Il fait chaud, il fait moite dans les images du livre Canicule de Laurent Reyes, on sent la température qui monte, les corps qui transpirent, l’appel de la mer. Le photographe capture son quotidien, ses amis et « son environnement immédiat ». Au début de son ouvrage, il écrit ces quelques mots : « Et puis le temps, la température, l’air se figent. Ce n’est pas si désagréable. On bronze, on flirte, on s’étourdit. Je la laisse me bercer de sa moiteur familière. Je m’y attache comme un amour vache » suivi, un peu plus loin, de cette interrogation : « Et s’il ne se passait rien ? »
Corps dénudés, baignades improvisées, soirées qui s’éternisent jusqu’à l’aube, Laurent Reyes montre un monde d’insouciance.
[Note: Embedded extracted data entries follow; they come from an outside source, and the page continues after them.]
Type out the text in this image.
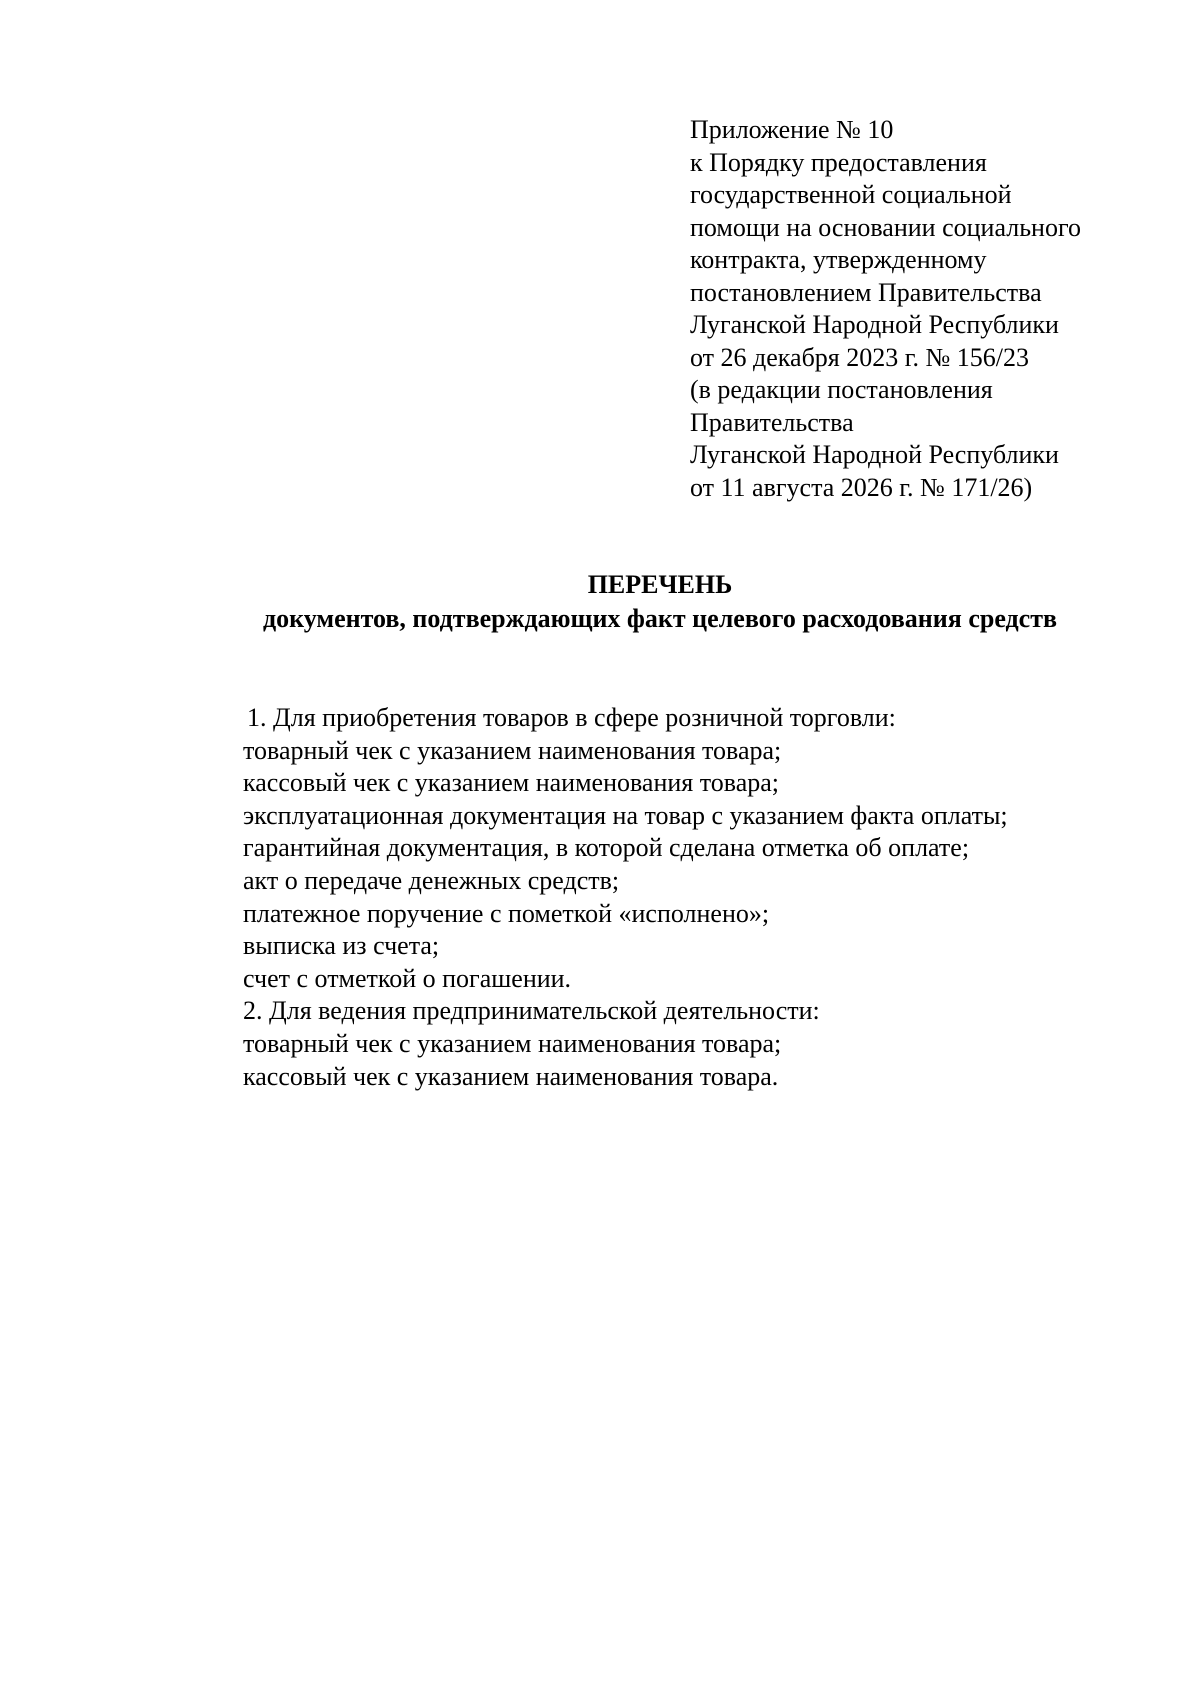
Приложение № 10
к Порядку предоставления
государственной социальной
помощи на основании социального
контракта, утвержденному
постановлением Правительства
Луганской Народной Республики
от 26 декабря 2023 г. № 156/23
(в редакции постановления
Правительства
Луганской Народной Республики
от 11 августа 2026 г. № 171/26)
ПЕРЕЧЕНЬ
документов, подтверждающих факт целевого расходования средств
1. Для приобретения товаров в сфере розничной торговли:
товарный чек с указанием наименования товара;
кассовый чек с указанием наименования товара;
эксплуатационная документация на товар с указанием факта оплаты;
гарантийная документация, в которой сделана отметка об оплате;
акт о передаче денежных средств;
платежное поручение с пометкой «исполнено»;
выписка из счета;
счет с отметкой о погашении.
2. Для ведения предпринимательской деятельности:
товарный чек с указанием наименования товара;
кассовый чек с указанием наименования товара.
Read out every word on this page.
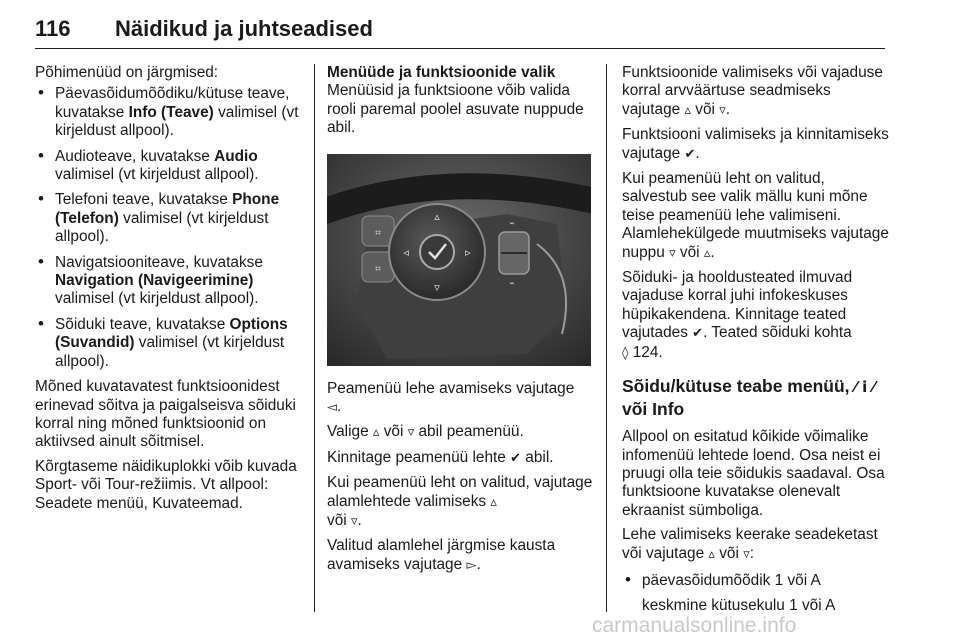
116 Näidikud ja juhtseadised

Põhimenüüd on järgmised:

• Päevasõidumõõdiku/kütuse teave, kuvatakse Info (Teave) valimisel (vt kirjeldust allpool).
• Audioteave, kuvatakse Audio valimisel (vt kirjeldust allpool).
• Telefoni teave, kuvatakse Phone (Telefon) valimisel (vt kirjeldust allpool).
• Navigatsiooniteave, kuvatakse Navigation (Navigeerimine) valimisel (vt kirjeldust allpool).
• Sõiduki teave, kuvatakse Options (Suvandid) valimisel (vt kirjeldust allpool).

Mõned kuvatavatest funktsioonidest erinevad sõitva ja paigalseisva sõiduki korral ning mõned funktsioonid on aktiivsed ainult sõitmisel.

Kõrgtaseme näidikuplokki võib kuvada Sport- või Tour-režiimis. Vt allpool: Seadete menüü, Kuvateemad.

Menüüde ja funktsioonide valik

Menüüsid ja funktsioone võib valida rooli paremal poolel asuvate nuppude abil.

⌗
⌗
▵
▿
◃	▹
⌁
⌁

Peamenüü lehe avamiseks vajutage
◅.

Valige ▵ või ▿ abil peamenüü.

Kinnitage peamenüü lehte ✔ abil.

Kui peamenüü leht on valitud, vajutage alamlehtede valimiseks ▵
või ▿.

Valitud alamlehel järgmise kausta avamiseks vajutage ▻.

Funktsioonide valimiseks või vajaduse korral arvväärtuse seadmiseks vajutage ▵ või ▿.

Funktsiooni valimiseks ja kinnitamiseks vajutage ✔.

Kui peamenüü leht on valitud, salvestub see valik mällu kuni mõne teise peamenüü lehe valimiseni. Alamlehekülgede muutmiseks vajutage nuppu ▿ või ▵.

Sõiduki- ja hooldusteated ilmuvad vajaduse korral juhi infokeskuses hüpikakendena. Kinnitage teated vajutades ✔. Teated sõiduki kohta
◊ 124.

Sõidu/kütuse teabe menüü, ⁄ i ⁄
või Info

Allpool on esitatud kõikide võimalike infomenüü lehtede loend. Osa neist ei pruugi olla teie sõidukis saadaval. Osa funktsioone kuvatakse olenevalt ekraanist sümboliga.

Lehe valimiseks keerake seadeketast või vajutage ▵ või ▿:

• päevasõidumõõdik 1 või A
keskmine kütusekulu 1 või A
carmanualsonline.info
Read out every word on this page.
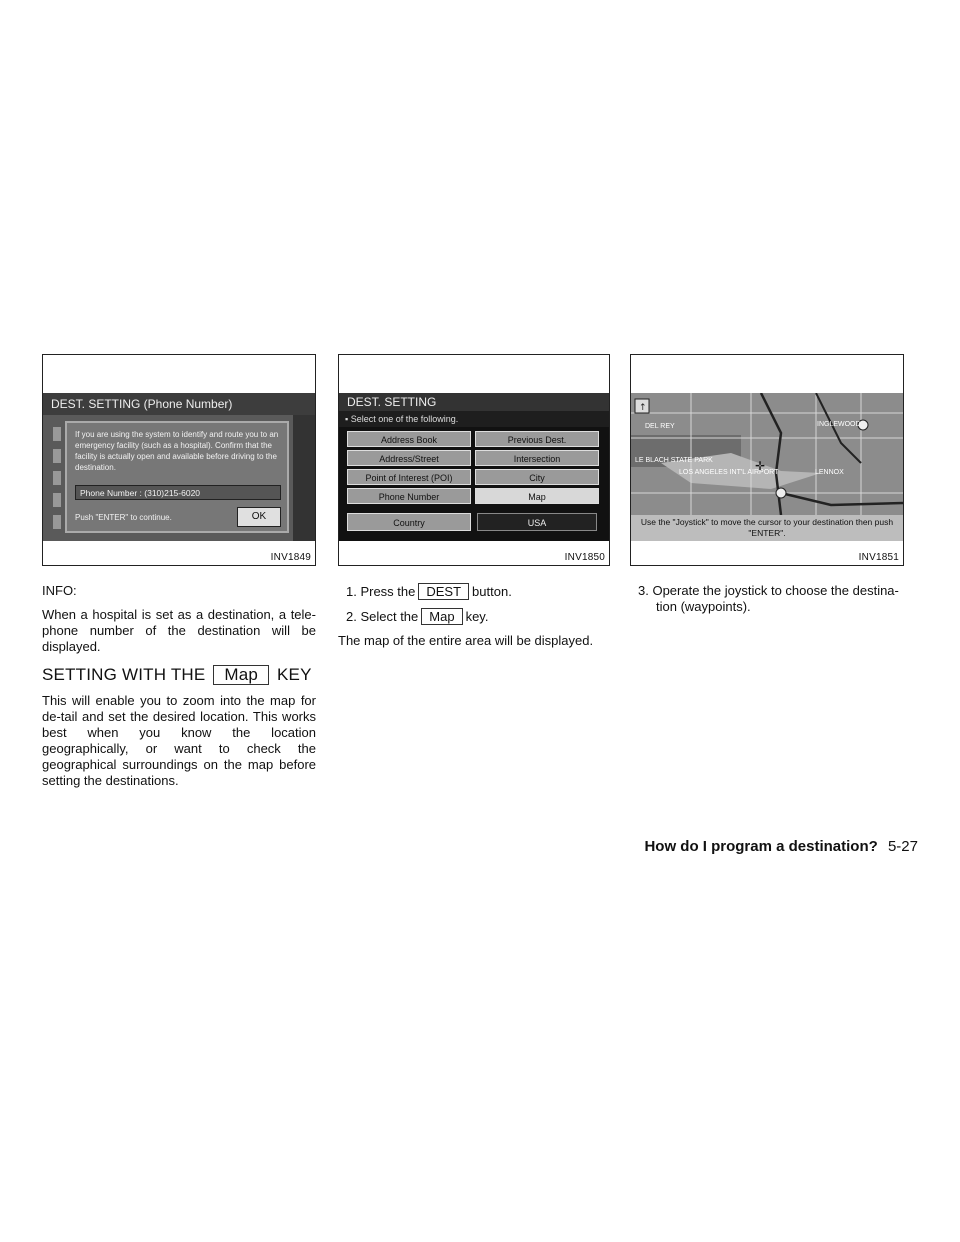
DEST. SETTING (Phone Number)
If you are using the system to identify and route you to an emergency facility (such as a hospital). Confirm that the facility is actually open and available before driving to the destination.
Phone Number : (310)215-6020
Push "ENTER" to continue.	OK
INV1849
DEST. SETTING
▪ Select one of the following.
Address Book	Previous Dest.
Address/Street	Intersection
Point of Interest (POI)	City
Phone Number	Map
Country	USA
INV1850
↑
DEL REY
LE BLACH STATE PARK
LOS ANGELES INT'L AIRPORT
INGLEWOOD
LENNOX
✛
Use the "Joystick" to move the cursor to your destination then push "ENTER".
INV1851

INFO:

When a hospital is set as a destination, a tele-phone number of the destination will be displayed.

SETTING WITH THE Map KEY

This will enable you to zoom into the map for de-tail and set the desired location. This works best when you know the location geographically, or want to check the geographical surroundings on the map before setting the destinations.

1. Press the DEST button.

2. Select the Map key.

The map of the entire area will be displayed.

3. Operate the joystick to choose the destina-
tion (waypoints).

How do I program a destination? 5-27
Pour immortaliser ces moments de vie, le photographe préfère l’argentique au numérique, il le marque même sur la page d’accueil de son site internet : « Sans être phobique de l’ordinateur, je privilégie l’argentique dès que je le peux. » Il utilise des « appareils aux formats différents, souvent compacts et capricieux, avec des résultats incertains. »
Le flash s’enclenche trop tôt ou trop tard, il est parfois défectueux, une fuite de lumière s’immisce sur la pellicule, les images sont en noir et blanc ou en couleur et la variété des supports est telle que l’inconnu est un leitmotiv chez le photographe. « Je m’écarte des préconisations au gré de l’humeur ou d’une intuition. La surprise sera toujours de mise, avec des révélations jubilatoires et des images aussi inconsistantes et malmenées que les vies que nous traversons » écrit-il.
Au milieu de ses photographies, son journal intime est publié. Jour après jour, on lit ses amours d’un soir, ses soucis de santé, on le suit dans ses voyages. On va et vient avec lui, sans trop savoir pourquoi ni comment, mais on se laisse bercer par cette douce chanson. Jean-Christian Bouyrcart, photographe de sujets intimistes, lauréat du Prix Nadar, du Prix Niepce ou encore du Prix du Jeu de Paume, résume au mieux cette série de Laurent Reyes à la fin du livre : « Il y a une esthétique un peu trash, limite punk, qui parle bien de notre époque où faire de belles images devient comme une insulte au réel si peu sûr de lui-même. La force de la composition tient grâce au fil suggestif et émotionnel. (…) (Laurent), c’est un beatnik du XXIe siècle. »
Canicule de Laurent Reyes est publié aux éditions Arnaud Bizalion, 204 pages, 32€.